Был ещё один вариант - уйти от Жени. Так было бы честнее, но он не мог. Не давало какое-то чёртово чувство собственности, которое он испытывал. Знал, что его жена - лучшая мать их сына, она бы его никогда ему не оставила. Но представлять, что Савву станет воспитывать какой-то другой мужик, что он же станет ложиться в постель Евгении - это было выше всех сил для Руслана.
Когда появилась Валери, он воспринимал её поначалу лишь как ценный приз, но потом… потом она сумела пробудить в нем те чувства, какие он не испытывал даже к Жене, когда они только начинали жить вместе, и он был влюблён в свою жену. Сейчас, оглядываясь назад, Троянский понимал, что Вэл делала это намеренно. Хитрая сучка… Но тогда он был рад обманываться и готов был поверить во взаимность со стороны любовницы. Это стало своего рода затмением, как будто те чувства, что дремали в Руслане с тех пор, как пожар эмоций по отношению к жене потух, закапсулировались на время, чтобы потом,
Подобно лесному пожару, они испепелили всё. Пронеслись пылающей стеной, сметая всё на своём пути, и погасли, когда Валери потопталась по эго Троянского своими острыми шпильками.
Может быть, Руслан просто не умел любить? Да, наверное, так.
И вот теперь у него была обыденная, наполненная спокойствием и тишиной, жизнь.
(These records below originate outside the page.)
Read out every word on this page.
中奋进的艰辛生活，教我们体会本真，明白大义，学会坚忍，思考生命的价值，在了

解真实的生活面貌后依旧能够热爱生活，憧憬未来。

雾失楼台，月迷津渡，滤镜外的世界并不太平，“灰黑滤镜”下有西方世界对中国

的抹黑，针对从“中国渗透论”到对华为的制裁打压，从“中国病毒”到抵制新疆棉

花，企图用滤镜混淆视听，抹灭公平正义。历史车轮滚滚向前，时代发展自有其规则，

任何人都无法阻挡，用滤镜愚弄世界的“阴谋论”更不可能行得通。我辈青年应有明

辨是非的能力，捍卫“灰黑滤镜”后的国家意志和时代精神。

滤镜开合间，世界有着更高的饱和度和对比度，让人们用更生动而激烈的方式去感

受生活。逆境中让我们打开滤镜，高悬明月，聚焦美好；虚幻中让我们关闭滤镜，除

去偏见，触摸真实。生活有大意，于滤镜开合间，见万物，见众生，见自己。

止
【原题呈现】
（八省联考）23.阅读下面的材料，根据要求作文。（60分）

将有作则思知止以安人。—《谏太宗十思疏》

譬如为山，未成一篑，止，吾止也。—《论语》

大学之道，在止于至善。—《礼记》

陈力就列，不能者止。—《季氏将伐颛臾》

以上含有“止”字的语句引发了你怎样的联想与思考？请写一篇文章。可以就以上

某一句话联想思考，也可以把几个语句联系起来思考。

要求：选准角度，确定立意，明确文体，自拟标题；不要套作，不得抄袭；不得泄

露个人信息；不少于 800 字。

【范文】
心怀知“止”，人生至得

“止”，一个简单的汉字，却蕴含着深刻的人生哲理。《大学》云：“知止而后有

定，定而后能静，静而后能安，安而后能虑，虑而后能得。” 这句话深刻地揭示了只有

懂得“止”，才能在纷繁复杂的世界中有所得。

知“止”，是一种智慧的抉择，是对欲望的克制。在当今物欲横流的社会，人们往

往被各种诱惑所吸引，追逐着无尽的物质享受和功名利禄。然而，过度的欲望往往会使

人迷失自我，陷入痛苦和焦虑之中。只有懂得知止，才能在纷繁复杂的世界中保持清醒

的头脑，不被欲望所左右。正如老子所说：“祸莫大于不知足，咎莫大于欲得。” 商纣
Его она сейчас и устраивала на все сто процентов.
– Руслан!
– окликнула его мама, как делала это всегда, когда он слишком долго засиживался, глядя на море.
– Холодно!
Троянский кивнул и, прежде чем подняться со скамьи и уйти в дом, сказал скорее сам себе, чем кому бы то ни было:
– Холодно…
***
Прозрачно-синяя вода, такая тёплая, что казалась парным молоком, манила Савву и он плескался в ней с утра и до ночи. Я наблюдала за сыном, которого совсем недавно научил плавать Олег, а сама нежилась на жарком карибском солнышке, правда, делала это под зонтиком, на чём настаивал Мережковский.
– … и представь себе, она вернулась и заявилась прямиком на эту вечеринку! Такая потрёпанная, как будто та самая балерина, которая всё бухает и бухает, но всё равно на фотках вечно на шпагате, - хохотнула Алёна Тихомирова, с которой мы общались по видеосвязи.
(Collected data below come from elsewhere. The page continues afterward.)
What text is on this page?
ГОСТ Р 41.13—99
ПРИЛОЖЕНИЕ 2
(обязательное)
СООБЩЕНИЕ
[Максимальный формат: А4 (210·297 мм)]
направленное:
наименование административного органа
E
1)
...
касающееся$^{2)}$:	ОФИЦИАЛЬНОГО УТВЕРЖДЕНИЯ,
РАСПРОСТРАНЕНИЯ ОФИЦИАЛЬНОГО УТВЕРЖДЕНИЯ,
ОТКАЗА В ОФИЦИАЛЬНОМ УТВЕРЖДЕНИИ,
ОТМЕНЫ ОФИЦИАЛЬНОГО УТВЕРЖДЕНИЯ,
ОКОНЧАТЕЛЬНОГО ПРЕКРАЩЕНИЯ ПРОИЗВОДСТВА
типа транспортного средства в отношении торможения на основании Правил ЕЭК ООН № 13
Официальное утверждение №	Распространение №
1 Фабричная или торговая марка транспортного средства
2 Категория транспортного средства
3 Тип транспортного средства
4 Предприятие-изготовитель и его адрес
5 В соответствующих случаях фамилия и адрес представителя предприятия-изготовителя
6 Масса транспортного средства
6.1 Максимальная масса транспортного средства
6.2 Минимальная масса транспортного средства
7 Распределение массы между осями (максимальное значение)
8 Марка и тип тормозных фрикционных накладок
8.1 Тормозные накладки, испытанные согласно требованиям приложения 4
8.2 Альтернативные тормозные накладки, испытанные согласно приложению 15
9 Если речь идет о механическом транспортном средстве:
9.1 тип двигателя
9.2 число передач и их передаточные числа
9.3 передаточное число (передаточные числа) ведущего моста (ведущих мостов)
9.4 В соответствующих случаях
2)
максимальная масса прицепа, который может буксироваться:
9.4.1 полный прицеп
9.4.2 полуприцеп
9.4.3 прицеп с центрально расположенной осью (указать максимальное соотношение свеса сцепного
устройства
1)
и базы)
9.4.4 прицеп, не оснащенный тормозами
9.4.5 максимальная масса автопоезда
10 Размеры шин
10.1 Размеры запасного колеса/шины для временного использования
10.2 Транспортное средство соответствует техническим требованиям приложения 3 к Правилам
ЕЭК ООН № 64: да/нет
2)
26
Речь, как вы понимаете, шла о Валери, которой всё же удалось освободиться из того места, где она была весь последний год, и вернуться в Россию.
Конечно, обсуждать всё это мне совсем не желалось, но Алёна, которая только недавно родила, и которая жаловалась, что её жизнь превратилась в день сурка, так воодушевлённо обо всём рассказывала, что я её слушала и даже кивала на сказанное.
– Так вот… а у нас появился некий Потапов. Он не так давно развёлся и вернулся ненадолго в родные стены, как говорится. Эта дура прямиком к нему, мол, не хотите ли меня содержать?
Тихомирова расхохоталась так заливисто, что я не удержалась и улыбнулась тоже.
– Ну, она, конечно, не так открыто сказала, но посыл был ясным. А он ей, знаешь, что в ответ говорит? Прямо не скрываясь! Знаете, меня интересуют женщины моложе лет на двадцать!
Теперь уже мы вместе хихикали так, что у меня даже челюсть свело от веселья. Ещё не хватало… Завтра открытие нового совместного проекта с Олегом, будет даже пресса, а меня тут чуть не перекосило от смеха.
– Ой, Жень, ладно, побежала я. Тут у меня вой на всю Ивановскую. Принцесса требует маму.
Она захлопнула ноутбук, я - последовала её примеру. Как будто тем самым отрезала то, что слегка коснулось меня своими щупальцами из прошлого. Но я не пускала его в настоящее, где у меня было всё хорошо. Бизнес, который только развивался, новые отношения, в которых я не торопилась получить всё и сразу, что только приветствовалось со стороны Олега. И конечно, любимый сын.
Он как раз выбрался из воды, подбежал к Мережковскому, забрал у него два мороженых, что купил Олег в кафе, а после оба направились ко мне.